Before I meditated, when I stayed up late to read a book, do homework, or use a computer, I'd notice a characteristic kind of mind state that felt like I was at a bit of a remove from my physical body, less attached to everyday problems, and kind of wired/discombobulated/freed.   After meditating for a while, I noticed that High Equanimity can feel very much like that same "staying up late" mind state -- and I can pretty reliably get into High Equanimity by staying up late enough reading a book.  It's definitely not as healthy and integrated as it would be if I were coming up to it just through getting normal sleep, sitting, and gradually letting "stuff" go, but I wouldn't be surprised if similar experiences weren't part of the reason for setting the retreats up that way.

Staying up late has been established to have an antidepressant effect: https://mosaicscience.com/story/staying-awake-surprisingly-effective-way-treat-depression/ .  I wouldn't be surprised if naturally getting up into High Equanimity was the secret ingredient that makes it work.

RE: Is there a pragmatic purpose to sleep deprivation on retreats?
Answer
9/17/19 12:01 PM as a reply to JP.
Thanks for the link! Fascinating!

RE: Is there a pragmatic purpose to sleep deprivation on retreats?
Answer
9/17/19 12:33 PM as a reply to Katz Videos.
It certainly gives you a lot of dukkha to vipassanize.

The Mahasi retreats I've been to had bedtime at 10 and the wake up alarm at 4:30. It wasn't that bad. The teachers didn't want people to take naps after lunch, but I suffered when I didn't and tended to fall asleep at 2 PM while sitting anyway. Tibetan retreats had more time for sleep and my TMI retreat at Cochise Stronghold a few months ago mostly allowed me to make my own schedule, though I was overambitious and didn't sleep enough, which is my fault. My need for sleep decreases on retreat, especially if it's a samatha retreat, but meditating all day long also completely messes up my sleep, so I find it difficult to get as much sleep and the sleep is less restful due to very intense partly lucid dreams. The stronger my concentration during the day, the more intense the dreams get. Doing some metta during the day helps to avoid nightmares.

The sleep deprivation is detrimental to the quality of my meditation and wastes time replacing lost sleep with a few hours of dull meditation. Naps help. If the rules of the retreat tell you not to nap, you may want to nap while sitting after lunch and then do some walking meditation to get past any grogginess (which you'd have to do anyway in a Mahasi retreat). I think it's more productive to sleep in and miss the first sit if you had trouble falling asleep after the last meditation the night before than to have a drowsy unproductive day.

For what it's worth, flying from the East Coast of North America to a West Coast retreat (or an equivalent 3 hour time zone change in your favor) makes it a lot easier to get used to the disruptive early wake up time of stricter retreats.

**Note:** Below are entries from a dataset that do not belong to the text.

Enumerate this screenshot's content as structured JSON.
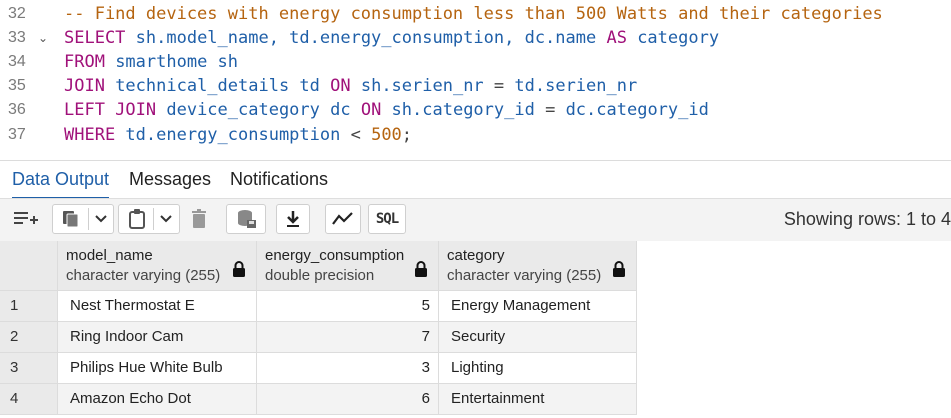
{
  "editor": {
    "lines": [
      {
        "num": "32",
        "fold": "",
        "segments": [
          {
            "t": "-- Find devices with energy consumption less than 500 Watts and their categories",
            "c": "cm"
          }
        ]
      },
      {
        "num": "33",
        "fold": "⌄",
        "segments": [
          {
            "t": "SELECT ",
            "c": "kw"
          },
          {
            "t": "sh.model_name, td.energy_consumption, dc.name ",
            "c": "id"
          },
          {
            "t": "AS ",
            "c": "kw"
          },
          {
            "t": "category",
            "c": "id"
          }
        ]
      },
      {
        "num": "34",
        "fold": "",
        "segments": [
          {
            "t": "FROM ",
            "c": "kw"
          },
          {
            "t": "smarthome sh",
            "c": "id"
          }
        ]
      },
      {
        "num": "35",
        "fold": "",
        "segments": [
          {
            "t": "JOIN ",
            "c": "kw"
          },
          {
            "t": "technical_details td ",
            "c": "id"
          },
          {
            "t": "ON ",
            "c": "kw"
          },
          {
            "t": "sh.serien_nr ",
            "c": "id"
          },
          {
            "t": "= ",
            "c": "op"
          },
          {
            "t": "td.serien_nr",
            "c": "id"
          }
        ]
      },
      {
        "num": "36",
        "fold": "",
        "segments": [
          {
            "t": "LEFT JOIN ",
            "c": "kw"
          },
          {
            "t": "device_category dc ",
            "c": "id"
          },
          {
            "t": "ON ",
            "c": "kw"
          },
          {
            "t": "sh.category_id ",
            "c": "id"
          },
          {
            "t": "= ",
            "c": "op"
          },
          {
            "t": "dc.category_id",
            "c": "id"
          }
        ]
      },
      {
        "num": "37",
        "fold": "",
        "segments": [
          {
            "t": "WHERE ",
            "c": "kw"
          },
          {
            "t": "td.energy_consumption ",
            "c": "id"
          },
          {
            "t": "< ",
            "c": "op"
          },
          {
            "t": "500",
            "c": "num"
          },
          {
            "t": ";",
            "c": "op"
          }
        ]
      }
    ]
  },
  "tabs": [
    {
      "label": "Data Output",
      "active": true
    },
    {
      "label": "Messages",
      "active": false
    },
    {
      "label": "Notifications",
      "active": false
    }
  ],
  "toolbar": {
    "sql_label": "SQL",
    "rows_info": "Showing rows: 1 to 4"
  },
  "grid": {
    "columns": [
      {
        "name": "model_name",
        "type": "character varying (255)"
      },
      {
        "name": "energy_consumption",
        "type": "double precision"
      },
      {
        "name": "category",
        "type": "character varying (255)"
      }
    ],
    "rows": [
      {
        "n": "1",
        "model_name": "Nest Thermostat E",
        "energy_consumption": "5",
        "category": "Energy Management"
      },
      {
        "n": "2",
        "model_name": "Ring Indoor Cam",
        "energy_consumption": "7",
        "category": "Security"
      },
      {
        "n": "3",
        "model_name": "Philips Hue White Bulb",
        "energy_consumption": "3",
        "category": "Lighting"
      },
      {
        "n": "4",
        "model_name": "Amazon Echo Dot",
        "energy_consumption": "6",
        "category": "Entertainment"
      }
    ]
  },
  "colors": {
    "keyword": "#a0117a",
    "comment": "#b56410",
    "identifier": "#1f5fa8",
    "active_tab": "#1f5fa8"
  }
}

On the subject of sleep and retreats, apparently metta retreats give you fantastic dreams, or so I've heard from the two people I know who have done that kind of retreat.

RE: Is there a pragmatic purpose to sleep deprivation on retreats?
Answer
9/18/19 8:02 AM as a reply to Katz Videos.
It’s not sleep deprivation, it’s laziness deprivation. At the start of a retreat, it’s natural to find the schedule a grind. If you stick around long enough (long enough depends on you and how hard you work), you get past it. It’s one of the 5 Hindrances, known as Sloth & Torpor. If you take notes on sleep duration vs intensity of mindfulness, you’ll notice over the first, say, 2 weeks, that as mindfulness goes up, need for sleep drops off. I routinely get to 4.5 hours of sleep a night by the end of the first month, and then stay at that level the rest of the retreat, feeling fully energetic the entire day, til bedtime, no naps, no falling asleep in sits. No boasting, it’s just what happens with ramping up the practice. The teachers I’ve trained with point this progression out. So what that means is, just stick with the retreat and you’ll get past it. All the best!